Pesisir Selatan ,BeritaSumbar.com,-Minal’ Aidin wal- Faizin adalah tradisi yang biasa diucapkan antara sesama Muslim Indonesia. Saat merayakan Idulfitri, setelah menunaikan ibadah puasa pada bulan Ramadan, itu lah garis besar ucapan kata dari H.Irawan Gutama Mataram Rajo Pasisie. Untuk sanak saudara di kampung halaman, Pesisir Selatan.

Jauh di rantau memang sedih saat momen kemenangan Idulfitri tidak bisa berkumpul dengan sanak saudara di kampung halaman. Namun begitu, Irawan Gutama Mataram mengajak sanak saudara di kampung halaman bisa mengambil hikmat dari cobaan ini.

” Jangan hanya cobaan pandemi Covid -19 ini memutus rasa sillahturahmi, tapi mari kita jadikan cobaan ini sebagai cambuk untuk lebih meningkatkan rasa sillahturahmi kita,” kata Rajo Pasisie.

Dikatakan H.Irawan Gutama Mataram Rajo Pasisie, ingin rasanya cepat kembali kekampung halaman, Kabupaten Pesisir Selatan. Hanya do’a pada Allah Swt bisa terus dipanjatkan, muda – mudahan cobaan ini segera berakhir. Dan, bisa kembali ke kampung halaman bercengkraman bersama sanak saudara.

Persaudaraan dan rasa kekulargaan tidak akan bisa hilang, atau dipisahkan dengan kampung halaman, dimana Irawan Gutama Mataram Rajo Pasisie pernah merasakan suka duka di kampung halaman. Pesisir Selatan adalah mutiara berlian, ujar Rajo Pasisie.

” maka mutiara berlian ini harus sama – sama kita jagah bersama. Karena Pesisir Selatan ini milik kita bersama,” tegas H.Irawan Gutama Mataram Rajo Pasisie.

Sekali lagi dihari kemenangnan seluruh umat Muslim di penjuru Dunia, atas nama pribadi dan kelurga Ia mengucapkan selamat hari raya Idul Fitri 1441 H, mohon   Minal’ Aidin wal- Faizin.
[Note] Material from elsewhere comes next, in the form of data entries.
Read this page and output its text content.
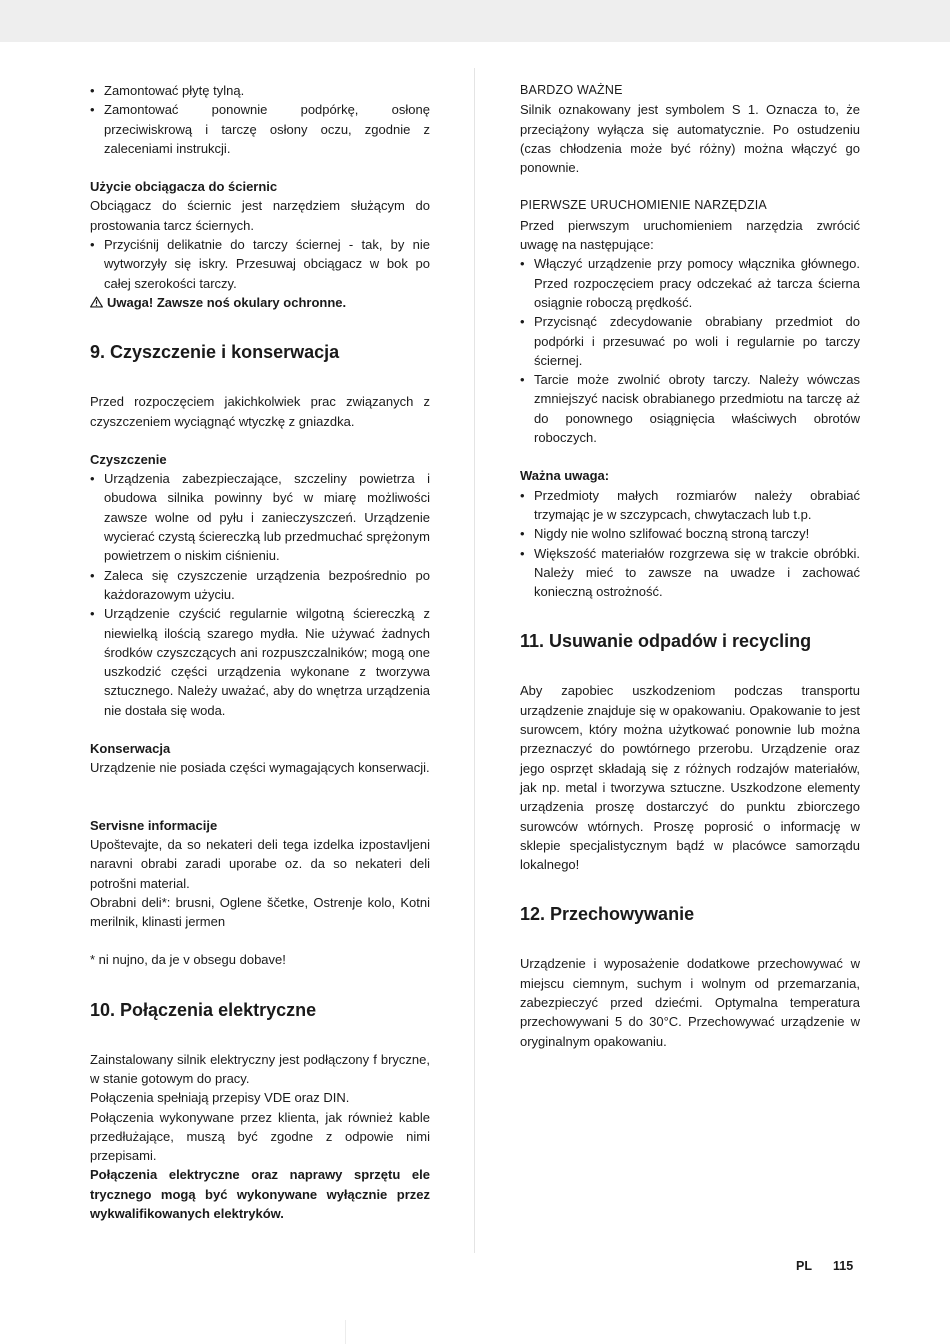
• Zamontować płytę tylną.
• Zamontować ponownie podpórkę, osłonę przeciwiskrową i tarczę osłony oczu, zgodnie z zaleceniami instrukcji.
Użycie obciągacza do ściernic

Obciągacz do ściernic jest narzędziem służącym do prostowania tarcz ściernych.

• Przyciśnij delikatnie do tarczy ściernej - tak, by nie wytworzyły się iskry. Przesuwaj obciągacz w bok po całej szerokości tarczy.

Uwaga! Zawsze noś okulary ochronne.

9. Czyszczenie i konserwacja

Przed rozpoczęciem jakichkolwiek prac związanych z czyszczeniem wyciągnąć wtyczkę z gniazdka.

Czyszczenie
• Urządzenia zabezpieczające, szczeliny powietrza i obudowa silnika powinny być w miarę możliwości zawsze wolne od pyłu i zanieczyszczeń. Urządzenie wycierać czystą ściereczką lub przedmuchać sprężonym powietrzem o niskim ciśnieniu.
• Zaleca się czyszczenie urządzenia bezpośrednio po każdorazowym użyciu.
• Urządzenie czyścić regularnie wilgotną ściereczką z niewielką ilością szarego mydła. Nie używać żadnych środków czyszczących ani rozpuszczalników; mogą one uszkodzić części urządzenia wykonane z tworzywa sztucznego. Należy uważać, aby do wnętrza urządzenia nie dostała się woda.
Konserwacja

Urządzenie nie posiada części wymagających konserwacji.

Servisne informacije

Upoštevajte, da so nekateri deli tega izdelka izpostavljeni naravni obrabi zaradi uporabe oz. da so nekateri deli potrošni material.

Obrabni deli*: brusni, Oglene ščetke, Ostrenje kolo, Kotni merilnik, klinasti jermen

* ni nujno, da je v obsegu dobave!

10. Połączenia elektryczne

Zainstalowany silnik elektryczny jest podłączony f bryczne, w stanie gotowym do pracy.

Połączenia spełniają przepisy VDE oraz DIN.

Połączenia wykonywane przez klienta, jak również kable przedłużające, muszą być zgodne z odpowie nimi przepisami.

Połączenia elektryczne oraz naprawy sprzętu ele trycznego mogą być wykonywane wyłącznie przez wykwalifikowanych elektryków.

BARDZO WAŻNE

Silnik oznakowany jest symbolem S 1. Oznacza to, że przeciążony wyłącza się automatycznie. Po ostudzeniu (czas chłodzenia może być różny) można włączyć go ponownie.

PIERWSZE URUCHOMIENIE NARZĘDZIA

Przed pierwszym uruchomieniem narzędzia zwrócić uwagę na następujące:

• Włączyć urządzenie przy pomocy włącznika głównego. Przed rozpoczęciem pracy odczekać aż tarcza ścierna osiągnie roboczą prędkość.
• Przycisnąć zdecydowanie obrabiany przedmiot do podpórki i przesuwać po woli i regularnie po tarczy ściernej.
• Tarcie może zwolnić obroty tarczy. Należy wówczas zmniejszyć nacisk obrabianego przedmiotu na tarczę aż do ponownego osiągnięcia właściwych obrotów roboczych.
Ważna uwaga:
• Przedmioty małych rozmiarów należy obrabiać trzymając je w szczypcach, chwytaczach lub t.p.
• Nigdy nie wolno szlifować boczną stroną tarczy!
• Większość materiałów rozgrzewa się w trakcie obróbki. Należy mieć to zawsze na uwadze i zachować konieczną ostrożność.
11. Usuwanie odpadów i recycling

Aby zapobiec uszkodzeniom podczas transportu urządzenie znajduje się w opakowaniu. Opakowanie to jest surowcem, który można użytkować ponownie lub można przeznaczyć do powtórnego przerobu. Urządzenie oraz jego osprzęt składają się z różnych rodzajów materiałów, jak np. metal i tworzywa sztuczne. Uszkodzone elementy urządzenia proszę dostarczyć do punktu zbiorczego surowców wtórnych. Proszę poprosić o informację w sklepie specjalistycznym bądź w placówce samorządu lokalnego!

12. Przechowywanie

Urządzenie i wyposażenie dodatkowe przechowywać w miejscu ciemnym, suchym i wolnym od przemarzania, zabezpieczyć przed dziećmi. Optymalna temperatura przechowywani 5 do 30°C. Przechowywać urządzenie w oryginalnym opakowaniu.

PL 115
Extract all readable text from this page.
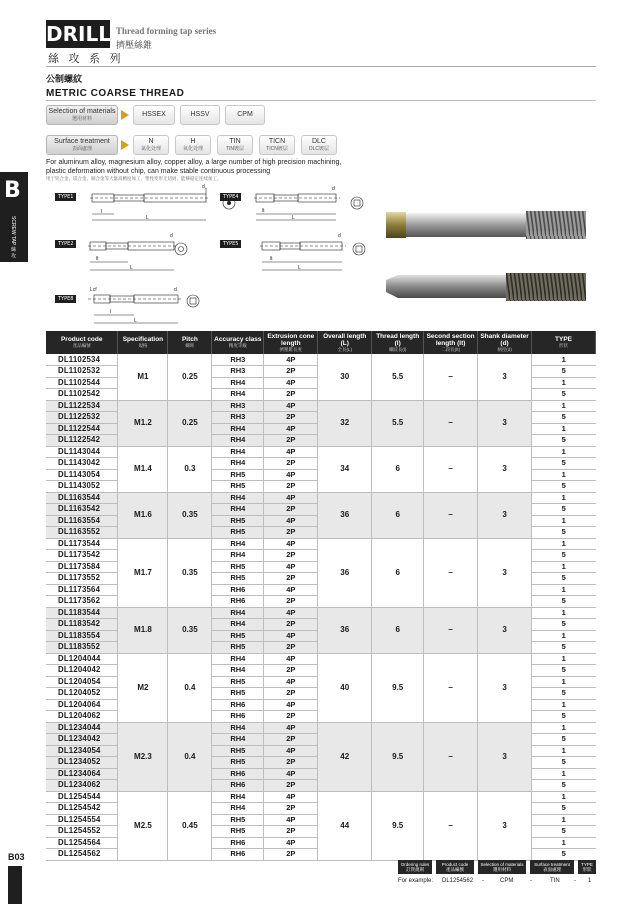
DRILLS
絲 攻 系 列
Thread forming tap series
擠壓絲錐
公制螺紋
METRIC COARSE THREAD
Selection of materials
選用材料
HSSEX	HSSV	CPM
Surface treatment
表面處理
N
氮化处理
H
氧化处理
TIN
TIN镀层
TICN
TICN镀层
DLC
DLC镀层
For aluminum alloy, magnesium alloy, copper alloy, a large number of high precision machining,
plastic deformation without chip, can make stable continuous processing
用于铝合金、镁合金、铜合金等大量高精度加工，塑性变形无切屑，能够稳定连续加工。
B
SCREW TAP 絲 攻
TYPE1
l
L
d
TYPE4
lt
L
d
TYPE2
lt
L
d
TYPE5
lt
L
d
TYPE8
Lcf
l
L
d
Product code
產品編號	Specification
規格	Pitch
螺距	Accuracy class
精度等級	Extrusion cone length
擠壓錐長度	Overall length (L)
全長(L)	Thread length (l)
螺紋長(l)	Second section length (lt)
二段長(lt)	Shank diameter (d)
柄徑(d)	TYPE
形狀

DL1102534	M1	0.25	RH3	4P	30	5.5	–	3	1
DL1102532			RH3	2P					5
DL1102544			RH4	4P					1
DL1102542			RH4	2P					5
DL1122534	M1.2	0.25	RH3	4P	32	5.5	–	3	1
DL1122532			RH3	2P					5
DL1122544			RH4	4P					1
DL1122542			RH4	2P					5
DL1143044	M1.4	0.3	RH4	4P	34	6	–	3	1
DL1143042			RH4	2P					5
DL1143054			RH5	4P					1
DL1143052			RH5	2P					5
DL1163544	M1.6	0.35	RH4	4P	36	6	–	3	1
DL1163542			RH4	2P					5
DL1163554			RH5	4P					1
DL1163552			RH5	2P					5
DL1173544	M1.7	0.35	RH4	4P	36	6	–	3	1
DL1173542			RH4	2P					5
DL1173584			RH5	4P					1
DL1173552			RH5	2P					5
DL1173564			RH6	4P					1
DL1173562			RH6	2P					5
DL1183544	M1.8	0.35	RH4	4P	36	6	–	3	1
DL1183542			RH4	2P					5
DL1183554			RH5	4P					1
DL1183552			RH5	2P					5
DL1204044	M2	0.4	RH4	4P	40	9.5	–	3	1
DL1204042			RH4	2P					5
DL1204054			RH5	4P					1
DL1204052			RH5	2P					5
DL1204064			RH6	4P					1
DL1204062			RH6	2P					5
DL1234044	M2.3	0.4	RH4	4P	42	9.5	–	3	1
DL1234042			RH4	2P					5
DL1234054			RH5	4P					1
DL1234052			RH5	2P					5
DL1234064			RH6	4P					1
DL1234062			RH6	2P					5
DL1254544	M2.5	0.45	RH4	4P	44	9.5	–	3	1
DL1254542			RH4	2P					5
DL1254554			RH5	4P					1
DL1254552			RH5	2P					5
DL1254564			RH6	4P					1
DL1254562			RH6	2P					5
B03
Ordering rules
訂貨規則
Product code
產品編號
Selection of materials
選用材料
Surface treatment
表面處理
TYPE
形狀
For example: DL1254562 -	CPM	-	TIN - 1
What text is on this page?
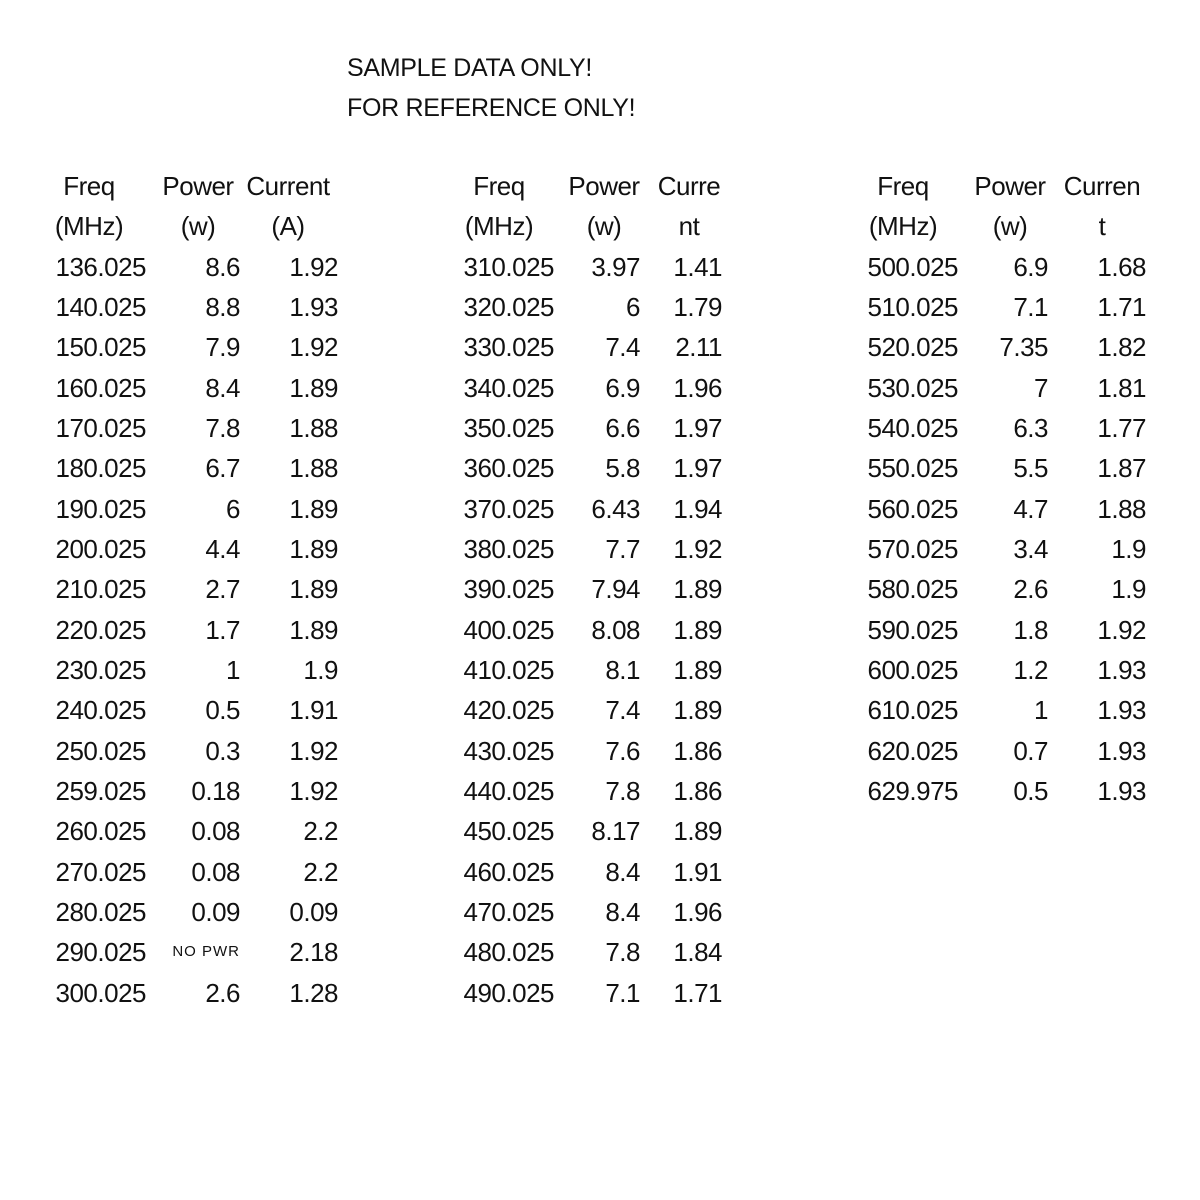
SAMPLE DATA ONLY!
FOR REFERENCE ONLY!
Freq	Power Current
(MHz)	(w)	(A)
136.025	8.6	1.92
140.025	8.8	1.93
150.025	7.9	1.92
160.025	8.4	1.89
170.025	7.8	1.88
180.025	6.7	1.88
190.025	6	1.89
200.025	4.4	1.89
210.025	2.7	1.89
220.025	1.7	1.89
230.025	1	1.9
240.025	0.5	1.91
250.025	0.3	1.92
259.025	0.18	1.92
260.025	0.08	2.2
270.025	0.08	2.2
280.025	0.09	0.09
290.025 NO PWR	2.18
300.025	2.6	1.28
Freq	Power Curre
(MHz)	(w)	nt
310.025	3.97	1.41
320.025	6	1.79
330.025	7.4	2.11
340.025	6.9	1.96
350.025	6.6	1.97
360.025	5.8	1.97
370.025	6.43	1.94
380.025	7.7	1.92
390.025	7.94	1.89
400.025	8.08	1.89
410.025	8.1	1.89
420.025	7.4	1.89
430.025	7.6	1.86
440.025	7.8	1.86
450.025	8.17	1.89
460.025	8.4	1.91
470.025	8.4	1.96
480.025	7.8	1.84
490.025	7.1	1.71
Freq	Power Curren
(MHz)	(w)	t
500.025	6.9	1.68
510.025	7.1	1.71
520.025	7.35	1.82
530.025	7	1.81
540.025	6.3	1.77
550.025	5.5	1.87
560.025	4.7	1.88
570.025	3.4	1.9
580.025	2.6	1.9
590.025	1.8	1.92
600.025	1.2	1.93
610.025	1	1.93
620.025	0.7	1.93
629.975	0.5	1.93
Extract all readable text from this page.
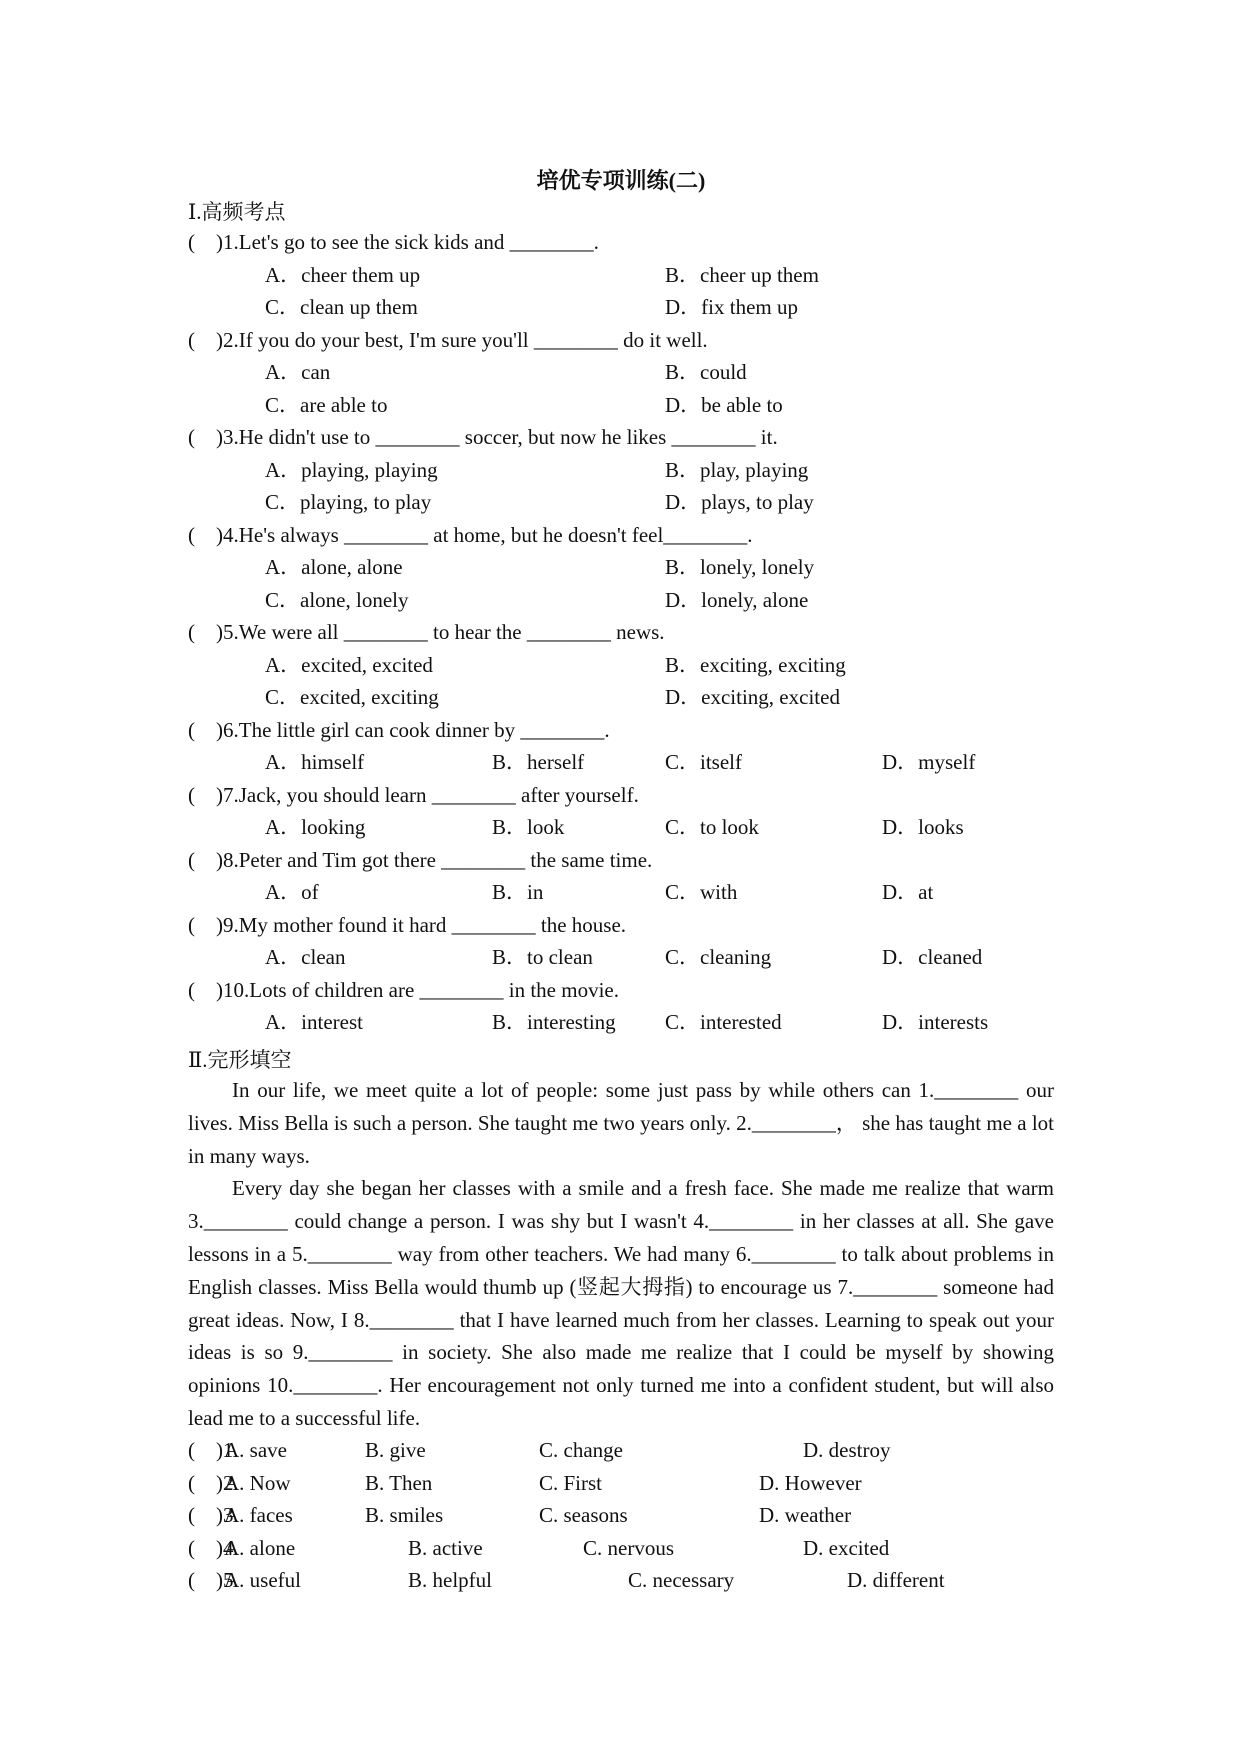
培优专项训练(二)
Ⅰ.高频考点
(　)1.Let's go to see the sick kids and ________.
A．cheer them up	B．cheer up them
C．clean up them	D．fix them up
(　)2.If you do your best, I'm sure you'll ________ do it well.
A．can	B．could
C．are able to	D．be able to
(　)3.He didn't use to ________ soccer, but now he likes ________ it.
A．playing, playing	B．play, playing
C．playing, to play	D．plays, to play
(　)4.He's always ________ at home, but he doesn't feel________.
A．alone, alone	B．lonely, lonely
C．alone, lonely	D．lonely, alone
(　)5.We were all ________ to hear the ________ news.
A．excited, excited	B．exciting, exciting
C．excited, exciting	D．exciting, excited
(　)6.The little girl can cook dinner by ________.
A．himself	B．herself	C．itself	D．myself
(　)7.Jack, you should learn ________ after yourself.
A．looking	B．look	C．to look	D．looks
(　)8.Peter and Tim got there ________ the same time.
A．of	B．in	C．with	D．at
(　)9.My mother found it hard ________ the house.
A．clean	B．to clean	C．cleaning	D．cleaned
(　)10.Lots of children are ________ in the movie.
A．interest	B．interesting C．interested	D．interests
Ⅱ.完形填空

In our life, we meet quite a lot of people: some just pass by while others can 1.________ our lives. Miss Bella is such a person. She taught me two years only. 2.________， she has taught me a lot in many ways.

Every day she began her classes with a smile and a fresh face. She made me realize that warm 3.________ could change a person. I was shy but I wasn't 4.________ in her classes at all. She gave lessons in a 5.________ way from other teachers. We had many 6.________ to talk about problems in English classes. Miss Bella would thumb up (竖起大拇指) to encourage us 7.________ someone had great ideas. Now, I 8.________ that I have learned much from her classes. Learning to speak out your ideas is so 9.________ in society. She also made me realize that I could be myself by showing opinions 10.________. Her encouragement not only turned me into a confident student, but will also lead me to a successful life.

(　)1.
A. save	B. give	C. change	D. destroy
(　)2.
A. Now	B. Then	C. First	D. However
(　)3.
A. faces	B. smiles	C. seasons	D. weather
(　)4.
A. alone	B. active	C. nervous	D. excited
(　)5.
A. useful	B. helpful	C. necessary	D. different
“اللَّهُ أكبرُ كَبِيراً، والحمدُ لِلَّه كَثِيراً، وسبحان الله بُكْرَةً وَأصِيلاً؛ وَجَّهْتُ وَجْهِيَ لِلَّذِي فَطَرَ السَّمَوَاتِ وَالأَرْضَ حَنِيفاً مُسْلِماً، وما أنا من المُشْرِكِينَ، إنَّ صَلاتِي وَنُسُكِي وَمَحْيايَ وَمَمَاتِي لِلَّهِ رَبّ العالَمِينَ، لا شَرِيكَ لهُ، وَبِذَلِكَ أمرتُ وأنَا مِنَ المُسْلِمينَ؛ اللَّهُمَّ أنْتَ المَلكُ، لا إلهَ إِلاَّ أنْتَ، أَنْتَ رَبِّي وأنا عَبْدُكَ، ظلمتُ نَفْسِي واعْتَرَفْتُ بِذَنْبِي، فاغْفِرْ لي ذُنُوبِي جَمِيعاً؛ فإنَّهُ لاَ يَغْفِرُ الذُّنُوبَ إِلاَّ أنْتَ، وَاهْدِني لأحْسَنِ الأخْلاقِ لا يَهْدِي لأحْسَنها إلاَّ أَنْتَ، وَاصْرِفْ عَنِّي سَيِّئَها لا يصرف عني سَيِّئَها إِلاَّ أَنْتَ، لبيك وَسَعْدَيْكَ، والخَيْرُ كُلُّهُ في يَدَيْكَ، وَالشَّرُّ لَيْسَ إِلَيْكَ، أنا بِكَ وَإِلَيْكَ، تَبارَكْتَ وَتعالَيْتَ، أسْتَغْفِرُكَ وأتُوبُ إِلَيْكَ”.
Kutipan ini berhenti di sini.